As soon as the Embassy contact left to take the shuttle from La Guardia back to D.C., Herbie put in a call to Vauxhall Cross. He was patched through to Worboys, who was at home. They spoke for some fifteen minutes, after which Herb decided they should get some food sent up. They had been lodged in one of the service apartments, which gave them access to such things as maid and room service.

“What you fancy, then, Bex?” he asked, giving her the big open smile.

“About sixty hours of sleep.” She looked as though she had been run ragged. “Then I’d like to go out and splurge on clothes and stuff I’d never even think of in England.”

“Maybe your day will come. Seriously, no food?”

“No food. Seriously. I need sleep.”

“Then I think I’ll have a Reuben on rye with fries and some coffee. Maybe also apple pie à la mode.” He turned the room service menu upside down and reached for the phone.

“Just a snack, eh?” Bex gave a winning little laugh and tottered toward her bedroom.

In the Parker Meridien, Walid and Khami were indulging in their favorite indoor sport when the telephone rang with a message from
Yussif
saying that help was on the way, very near at hand.

“There is an English saying,” Walid groaned as he gave Khami the news. “Two is company. Three is a crowd.”

“He won’t actually be sharing this suite, will he?” She sounded panic-stricken.

“Not if I have anything to do with it. You want the handcuffs off?”
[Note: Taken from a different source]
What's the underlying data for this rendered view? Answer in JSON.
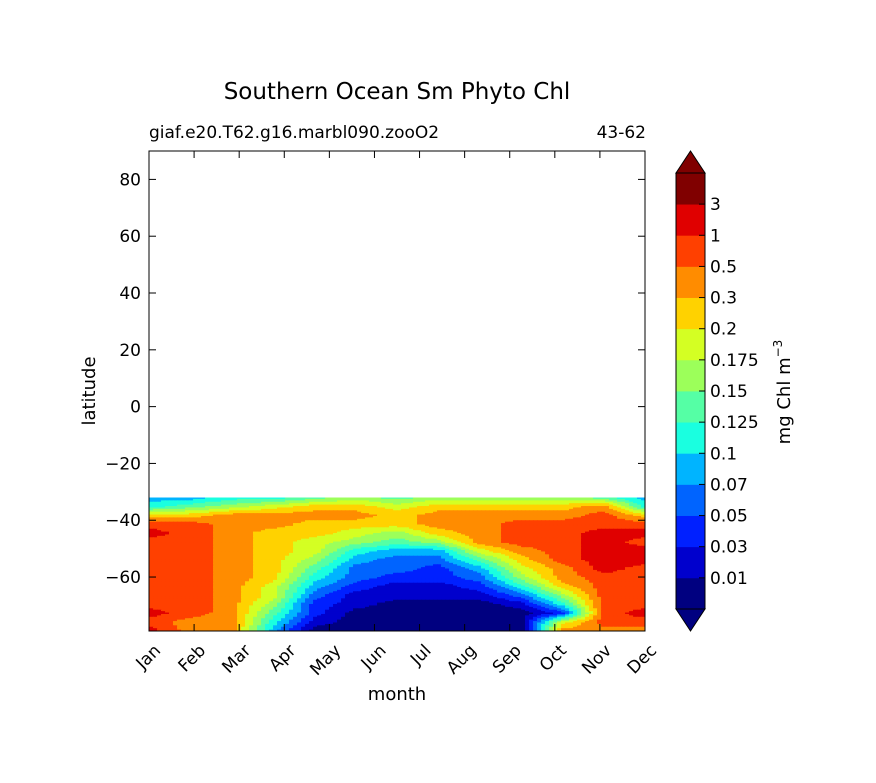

“No, my prince. Just have your evil way with me …Please, Walid! Please!”

Hisham had done everything they had told him to do. Now he took a cab to the Parker Meridien, where there was a room reserved for him under the name of Dr. Sa’dun Zaidan.

They showed him his room and he thought, ‘This is the greatest luxury to which I have ever been exposed.’ He then put a house call through to suite 6102.